В том же направлении идут Алек Стоун Суиит и Уэйн Сандхольц. В их представлении политическая система Европейского Союза представляет собой континуум, соединяющий межправительственную и наднациональную политику. Сфера межправительственной политики внутри Союза представляет собой разновидность обычных международных отношений в собственном смысле слова. Наднациональный конец континуума воплощает в себе централизованный контроль над потенциалом управления, охватывающий все государства-члены. Между этими полюсами распределяются все промежуточные формы управления. Их координаты в континууме определяются тремя переменными: интенсивностью формальных и неформальных правил, установленных на уровне Европейского Союза, структурами управления на уровне Европейского Союза и уровнем развития транснационального общества (Stone Sweet A. and Sandholtz W. European Integration and Supranational Governance // Journal of European Public Policy. – 1997. – N 4 (3)).

К преодолению односторонности неофункционализма, представляющего политические решения как простой продукт агрегированного социального поведения, и межправительственного подхода, рассматривающего эти решения как итог столкновения национальных интересов, стремится и так называемый новый институционализм. Его методология воспроизводит некоторые новейшие тенденции в общей политологии.

Имеются три разновидности этого течения: исторический институционализм, социологический институционализм и институционализм, основанный на принципе рационального выбора. Различия между ними начинаются с самого определения «институтов».

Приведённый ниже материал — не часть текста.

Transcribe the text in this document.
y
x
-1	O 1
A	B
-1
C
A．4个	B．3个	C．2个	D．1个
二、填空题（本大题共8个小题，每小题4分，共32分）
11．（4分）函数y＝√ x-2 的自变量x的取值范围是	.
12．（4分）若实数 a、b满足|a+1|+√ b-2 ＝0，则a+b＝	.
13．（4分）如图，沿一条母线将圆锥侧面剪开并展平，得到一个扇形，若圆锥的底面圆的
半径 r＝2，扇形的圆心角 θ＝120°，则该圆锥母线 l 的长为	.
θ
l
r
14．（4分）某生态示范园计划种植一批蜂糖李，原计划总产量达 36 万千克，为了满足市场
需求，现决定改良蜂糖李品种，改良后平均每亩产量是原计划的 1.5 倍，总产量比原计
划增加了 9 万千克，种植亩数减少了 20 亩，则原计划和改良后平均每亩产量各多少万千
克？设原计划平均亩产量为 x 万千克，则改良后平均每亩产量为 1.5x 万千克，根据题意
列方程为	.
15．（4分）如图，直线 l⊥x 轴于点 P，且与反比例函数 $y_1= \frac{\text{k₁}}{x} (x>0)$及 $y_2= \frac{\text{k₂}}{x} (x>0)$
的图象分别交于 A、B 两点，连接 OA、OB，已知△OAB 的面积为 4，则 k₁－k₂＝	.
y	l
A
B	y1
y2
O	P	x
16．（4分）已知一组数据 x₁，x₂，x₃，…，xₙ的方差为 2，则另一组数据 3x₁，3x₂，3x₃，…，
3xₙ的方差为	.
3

Сторонники институционализма, основанного на принципе рационального выбора, руководствуются методологией, заимствованной ими из микроэкономической теории. В их интерпретации институты – это просто формально-юридические конструкции и наборы правил принятия решений, которые накладывают определенные обязательства на политических акторов, руководствующихся собственными интересами. Именно правила заставляют акторов вступать в стратегические коалиционные игры, которые и составляют суть процесса принятия решений. Сторонники исторического институционализма предпочитают более широкие определения. Например, Кеннет Армстронг и Саймон Балмер определяют институты как совокупность «формальных институтов, неформальных институтов и конвенций, воплощенных в них норм и символов, а также инструментов политики и политических процедур» (Armstrong Kenneth and Bulmer Simon. The Governance of the Single European Market. – Manchester, 1998. – P. 52).

He оспаривая ведущей роли национальных государств в интеграционном процессе, новые институционалисты привлекают внимание к тому, что итог этого процесса не может быть объяснен лишь соотношением сил и предпочтений национальных государств. Перефразируя известное изречение основоположника монетаризма Мильтона Фридмана, они в один голос утверждают: «Институты имеют значение!». Однако относительно того, как именно «работают» институты, их суждения расходятся.

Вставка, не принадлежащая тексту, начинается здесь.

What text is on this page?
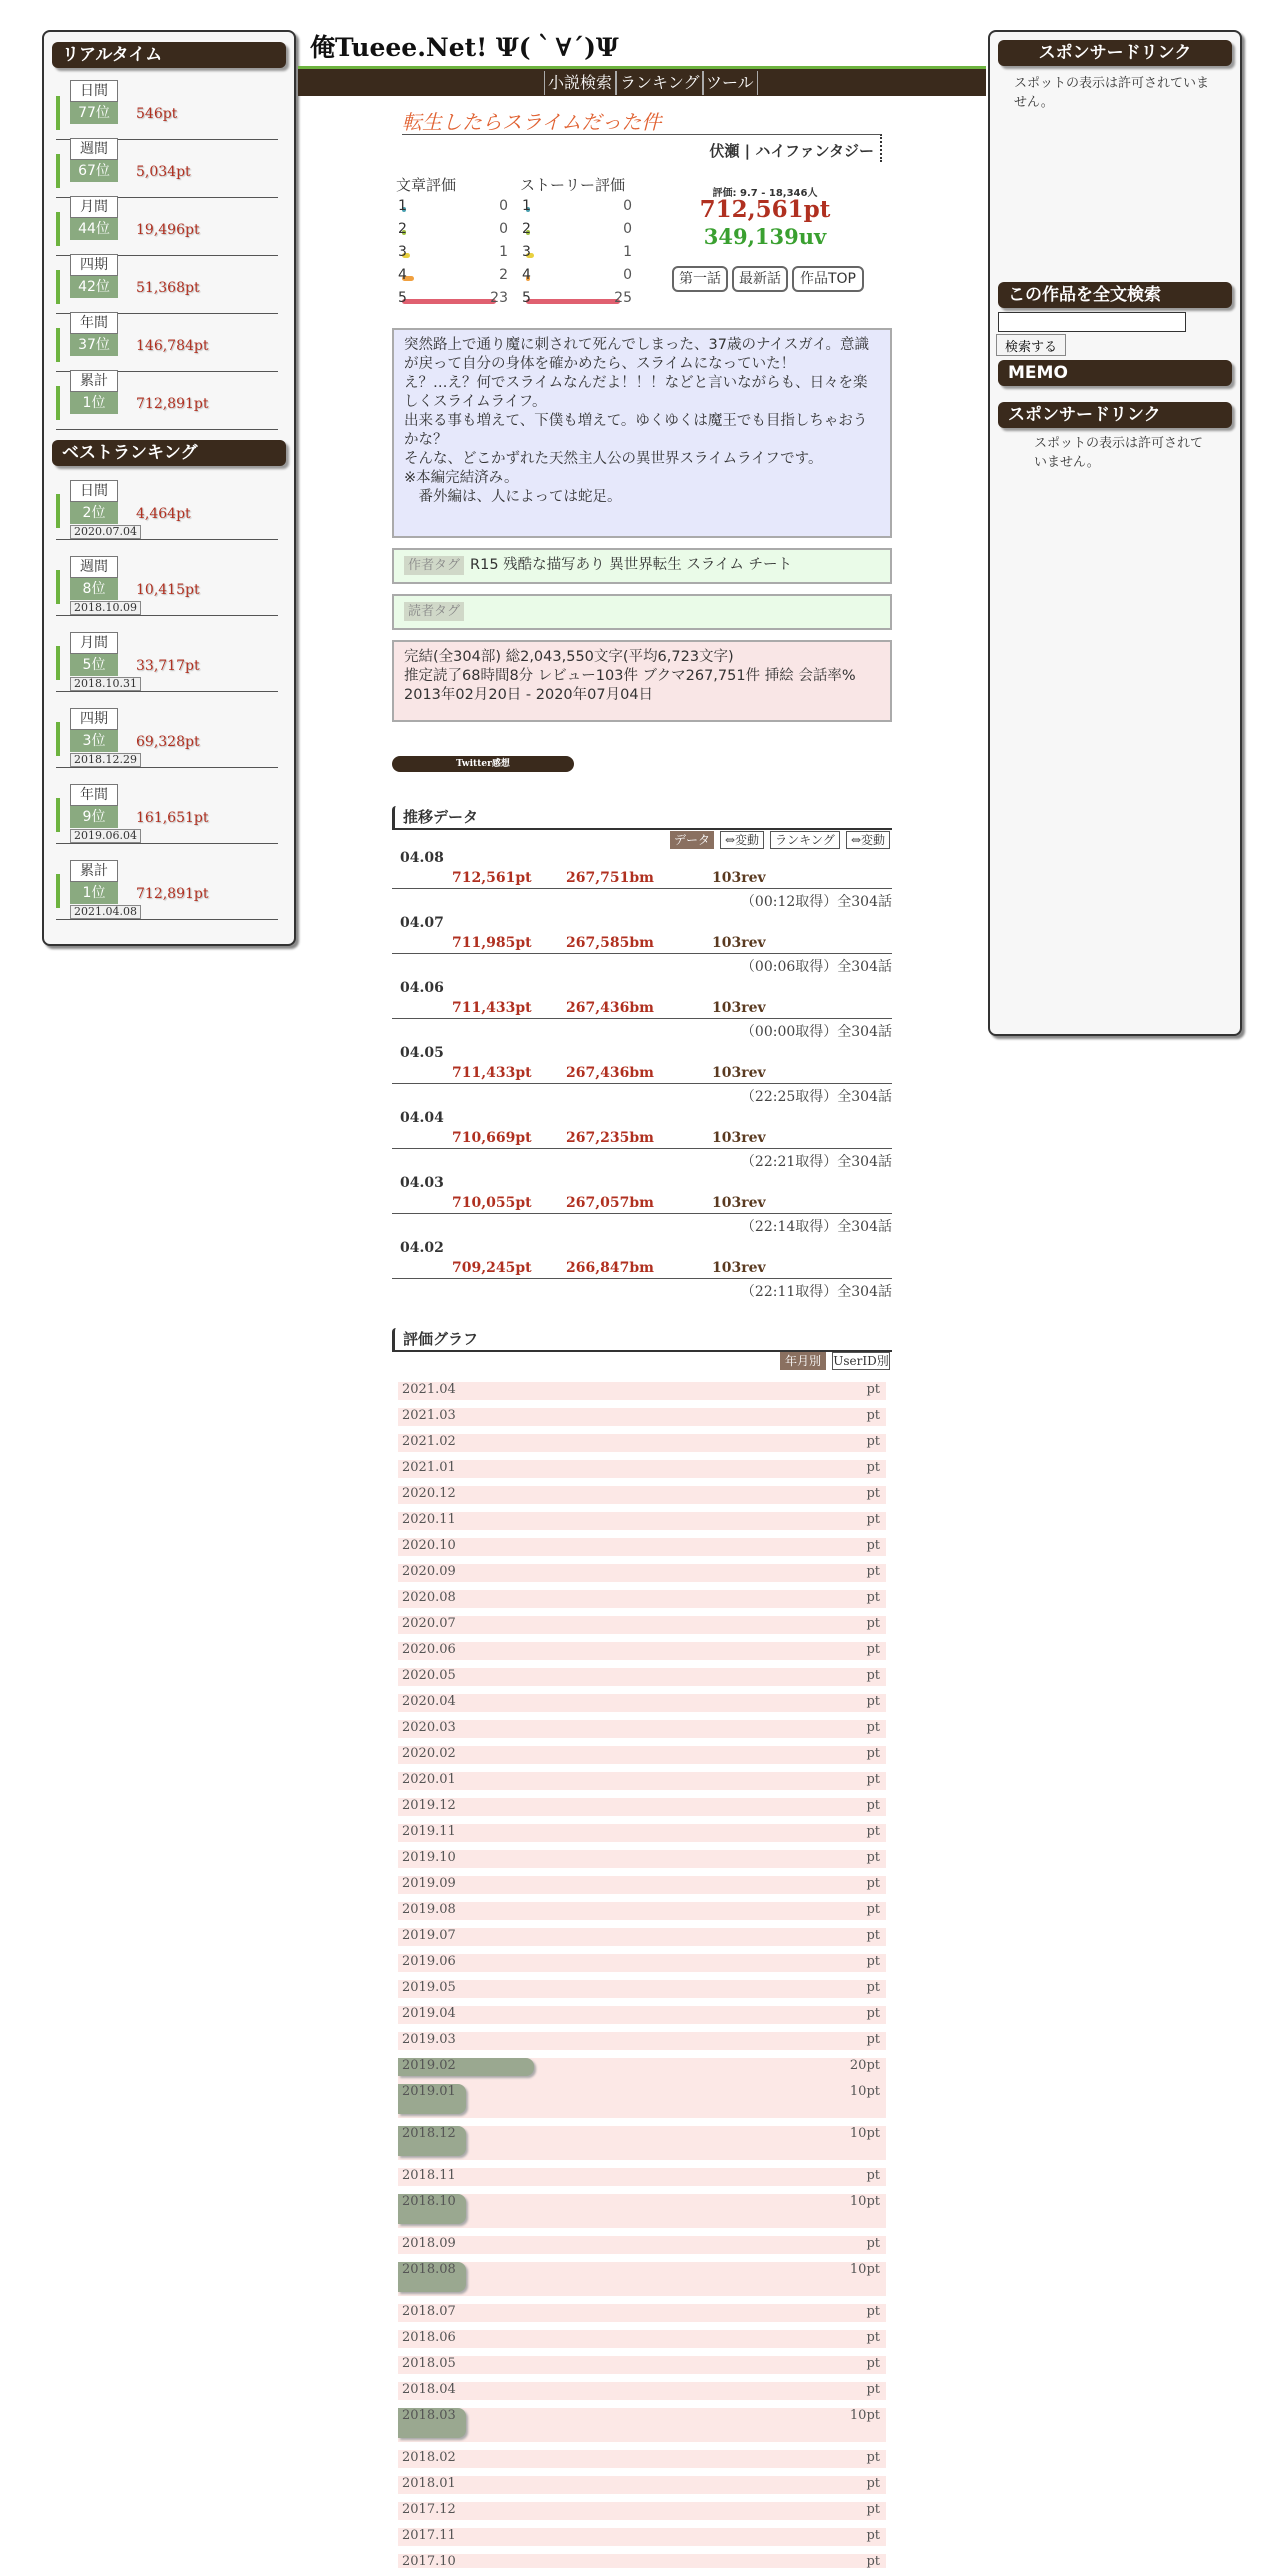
リアルタイム
ベストランキング
日間
77位	546pt
週間
67位	5,034pt
月間
44位	19,496pt
四期
42位	51,368pt
年間
37位	146,784pt
累計
1位	712,891pt
日間
2位	4,464pt
2020.07.04
週間
8位	10,415pt
2018.10.09
月間
5位	33,717pt
2018.10.31
四期
3位	69,328pt
2018.12.29
年間
9位	161,651pt
2019.06.04
累計
1位	712,891pt
2021.04.08
俺Tueee.Net! Ψ(｀∀´)Ψ
小説検索 ランキング ツール
転生したらスライムだった件
伏瀬 | ハイファンタジー
文章評価	ストーリー評価
1	0
2	0
3	1
4	2
5	23
1	0
2	0
3	1
4	0
5	25
評価: 9.7 - 18,346人
712,561pt
349,139uv
第一話	最新話	作品TOP
突然路上で通り魔に刺されて死んでしまった、37歳のナイスガイ。意識が戻って自分の身体を確かめたら、スライムになっていた！
え？…え？何でスライムなんだよ！！！などと言いながらも、日々を楽しくスライムライフ。
出来る事も増えて、下僕も増えて。ゆくゆくは魔王でも目指しちゃおうかな？
そんな、どこかずれた天然主人公の異世界スライムライフです。
※本編完結済み。
　番外編は、人によっては蛇足。
作者タグ R15 残酷な描写あり 異世界転生 スライム チート
読者タグ
完結(全304部) 総2,043,550文字(平均6,723文字)
推定読了68時間8分 レビュー103件 ブクマ267,751件 挿絵 会話率%
2013年02月20日 - 2020年07月04日
Twitter感想
推移データ
データ	⇔変動	ランキング	⇔変動
04.08
712,561pt 267,751bm	103rev
（00:12取得）全304話
04.07
711,985pt 267,585bm	103rev
（00:06取得）全304話
04.06
711,433pt 267,436bm	103rev
（00:00取得）全304話
04.05
711,433pt 267,436bm	103rev
（22:25取得）全304話
04.04
710,669pt 267,235bm	103rev
（22:21取得）全304話
04.03
710,055pt 267,057bm	103rev
（22:14取得）全304話
04.02
709,245pt 266,847bm	103rev
（22:11取得）全304話
評価グラフ
年月別	UserID別
2021.04	pt
2021.03	pt
2021.02	pt
2021.01	pt
2020.12	pt
2020.11	pt
2020.10	pt
2020.09	pt
2020.08	pt
2020.07	pt
2020.06	pt
2020.05	pt
2020.04	pt
2020.03	pt
2020.02	pt
2020.01	pt
2019.12	pt
2019.11	pt
2019.10	pt
2019.09	pt
2019.08	pt
2019.07	pt
2019.06	pt
2019.05	pt
2019.04	pt
2019.03	pt
2019.02	20pt
2019.01	10pt
2018.12	10pt
2018.11	pt
2018.10	10pt
2018.09	pt
2018.08	10pt
2018.07	pt
2018.06	pt
2018.05	pt
2018.04	pt
2018.03	10pt
2018.02	pt
2018.01	pt
2017.12	pt
2017.11	pt
2017.10	pt
スポンサードリンク
スポットの表示は許可されていません。
この作品を全文検索
検索する
MEMO
スポンサードリンク
スポットの表示は許可されていません。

Институционализм, основанный на принципе рационального выбора, ближе всего к межправительственному подходу. В интерпретации его сторонников институты полезны национальным государствам по двум причинам. Во-первых, устанавливая общие правила, они облегчают выработку и осуществление рациональной стратегии, направленной на реализацию собственных интересов. Во-вторых, институты сокращают риски и, следовательно, трансакционные издержки межправительственного взаимодействия.

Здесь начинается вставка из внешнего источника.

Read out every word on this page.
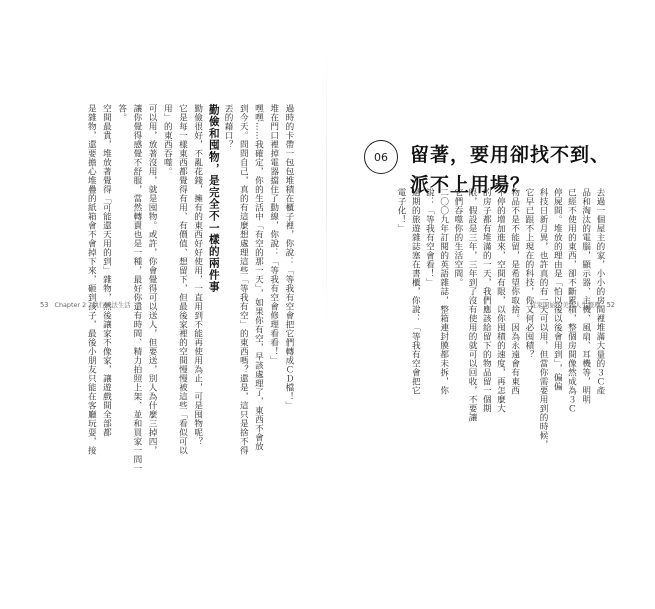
過時的卡帶一包包堆積在櫃子裡，你說：「等我有空會把它們轉成ＣＤ檔！」
堆在門口裡掉電器擋住了動線，你說：「等我有空會修理看看！」
嘿嘿……我確定，你的生活中「有空的那一天」，如果你有空，早該處理了，東西不會放
到今天。問問自己，真的有這麼想處理這些「等我有空」的東西嗎？還是，這只是捨不得
丟的藉口？
勤儉和囤物，是完全不一樣的兩件事
勤儉很好，不亂花錢，擁有的東西好好使用，一直用到不能再使用為止，可是囤物呢？
它是每一樣東西都覺得有用、有價值、想留下，但最後家裡的空間慢慢被這些「看似可以
用」的東西吞噬。
可以用，放著沒用，就是囤物。或許，你會覺得可以送人，但要送，別人為什麼三掉四，
讓你覺得感覺不舒服，當然轉賣也是一種，最好你還有時間、精力拍照上架、並和買家一問一
答。
空間最貴，堆放著覺得「可能還天用的到」雜物，然後讓家不像家，讓遊戲間全部都
是雜物，還要擔心堆疊的紙箱會不會掉下來，砸到孩子，最後小朋友只能在客廳玩耍，接	06	留著，要用卻找不到、
派不上用場？
去過一個屋主的家，小小的房間裡堆滿大量的３Ｃ產
品和淘汰的電腦，顯示器、主機、風扇、耳機等，明明
已經不使用的東西，卻不斷累積，整個房間像然成為３Ｃ
停屍間。堆放的理由是「怕以後以後會用到」，偏偏
科技日新月異，也許真的有一天可以用，但當你需要用到的時候，
它早已跟不上現在的科技，你又何必囤積？
物品不是不能留，是希望你取捨。因為永遠會有東西
不停的增加進來，空間有限，以你囤積的速度，再怎麼大
的房子都有堆滿的一天，我們應該給留下的物品留一個期
限，假設是三年，三年到了沒有使用的就可以回收，不要讓
它們吞噬你的生活空間。
二〇〇九年訂閱的英語雜誌，整箱連封膜都未拆，你
說：「等我有空會看！」
過期的旅遊雜誌塞在書櫃，你說：「等我有空會把它
電子化！」
53 Chapter 2 執行減法生活	從家開始的美好人生整理 52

Исторический институционализм подчеркивает относительную самостоятельность и активную политическую роль институтов. Сторонники этой разновидности институционализма дают, в частности, свое толкование истории европейской интеграции. Первые интеграционные институты были созданы государствами-членами в определенных исторических условиях с определенными целями. Эти условия к настоящему времени исчезли, цели и предпочтения государств-членов изменились, но принятые когда-то решения открыли дорогу определенной логике развития, которую невозможно было предвидеть в момент создания сообществ. Созданные в то время институты существуют и сегодня. Они обладают способностью воздействовать на цели и предпочтения акторов и таким образом структурировать политические ситуации и политические решения. В частности, возникновение Единого внутреннего рынка, воплощающего неолиберальные принципы, невозможно представить как результат стихийного развития экономики. Единый внутренний рынок является продуктом целенаправленной политики интеграционных институтов.

Особенностью социологического институционализма является то, что, в отличие от двух других разновидностей, он рассматривает самоидентификацию и интересы как эндогенные, а не экзогенные факторы. Иными словами, акторы не вступают в процесс взаимодействия с готовыми, заранее сформированными интересами – эти интересы окончательно формируются внутри институциональной системы. Следовательно, институты являются не просто ограничителями поведения акторов, а факторами, формирующими их поведение и, более того, их знания и представления о мире.

Видное место в современных европейских исследованиях занимают концепции политических сетей. Один из ее приверженцев дает следующее определение политической сети: «Внутренний смысл термина сеть состоит в том, что массы акторов, представляющих множество организаций, взаимодействуют друг с другом и делятся информацией и ресурсами. "Увязка" (интересов. – В.Ш.) предполагает, что сети обычно представляют собой средства игры с положительной суммой: они облегчают примирение, урегулирование или компромисс между различными интересами, которые затрагиваются решениями в определенной области политики» (Peterson John. Policy Networks and European Union Policy Making: A Reply to Kassim // West European Politics. – 1995. – N 18 (2). – P. 391).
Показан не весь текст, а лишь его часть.